El patio estaba vacío. Las largas sombras de la noche lo atravesaban como si fueran dedos que señalaran la piedra dorada del palacio. El escudo de piedra de los Corio, que representaba a un armiño que tenía serios problemas con una flecha, pareció cernerse sobre Segismundo cuando éste pasó por el umbral de la puerta. Aunque el vestíbulo también estaba vacío, el murmullo indefinido que se oía a lo lejos era señal de que el servicio de la casa estaba cenando, alimentando sus cuerpos con comida y sus mentes con el comentario de los acontecimientos. Las cosas que ocurrían últimamente eran de lo más emocionantes. Si el hecho de que la noche anterior el cardenal hubiera muerto devorado por las llamas bajo aquel mismo techo ya había causado un gran impacto en todo el mundo, la noticia de que el acontecimiento no había sido más que el primer plato de un menú que incluía el intento de asesinato del duque, había dado pie a que en el palacio se tuviera la impresión de que se vivían unos días transcendentales.

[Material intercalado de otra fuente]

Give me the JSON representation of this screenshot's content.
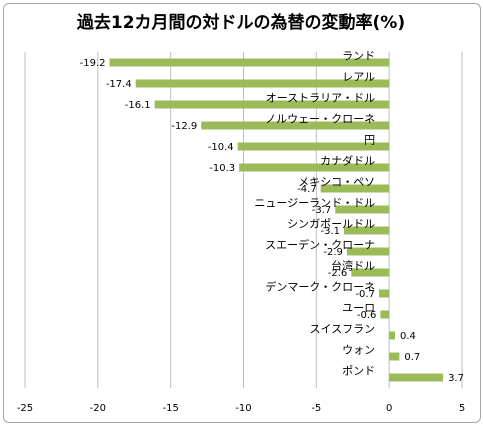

Segismundo pudo subir por las escaleras sin ser visto. Miró en torno aguzando el oído, se asomó a varias habitaciones y finalmente vio, en el piso superior, bajo el techo, un dormitorio todavía caliente por el sol de aquel día y un soldado de la guardia del cardenal apoyado sobre una pica delante de una portezuela lateral. Sobre un arcón cercano había una escudilla vacía, lo cual indicaba que había cenado, aunque no muy bien, a juzgar por su expresión. Al ver a Segismundo se puso firme y lo saludó rápidamente. Aquél era el hombre del que había oído hablar. Un par de guardias que habían estado en el palacio del obispo habían hecho comentarios con una mezcla de admiración y respeto acerca de un hombre de cabeza rapada que cortaba cuellos con el hacha como si fueran troncos.

—¿Se encuentra el capitán ahí dentro? ¿Todavía está vivo?

—La princesa ha mandado que lo trajeran aquí, señor. Su médico ha estado sangrándolo; se marchó hace menos de un cuarto de hora. No debe ser molestado, señor. Son órdenes expresas. —Segismundo avanzó con intención de entrar en la habitación, pero el guardia, con cara de lamentarlo, bajó la pica para cerrarle el paso—. No debe ser molestado, señor. No puede entrar nadie. Son órdenes de la princesa. Pase lo que pase.

Tal vez la princesa no hubiera pensado en lo que iba a pasar, pero lo cierto es que el guardia acabó hecho un pacífico ovillo delante de la puerta. Segismundo cogió la pica antes de que cayera al suelo y la puso fuera de su alcance, tras lo cual pasó por encima de él, abrió la puerta y percibió el hedor que suelen despedir las habitaciones de los enfermos: sudor, orina, hierbas y, sobre todo, el intenso olor de la sangre fresca.

El capitán de la guardia del cardenal estaba tumbado boca arriba en un jergón; tenía los ojos medio cerrados y en blanco, y la cara amarilla y cubierta de cicatrices amoratadas. Estaba desnudo al menos hasta la cintura; el resto estaba tapado con una colcha que le habían echado por encima descuidadamente. Su brazo izquierdo, en el que el médico había buscado una vena para sangrarlo, colgaba de un lado de la cama. Debían de haberle puesto muy mal la venda, pues ésta había acabado cayendo sobre el borde de la sangradera que había en el suelo. Un hilillo irregular corría lentamente desde el brazo hasta la vasija, que ya se había desbordado, formando alrededor un charco rojo que se extendía poco a poco en todas las direcciones. Al capitán lo estaban sangrando para que muriera.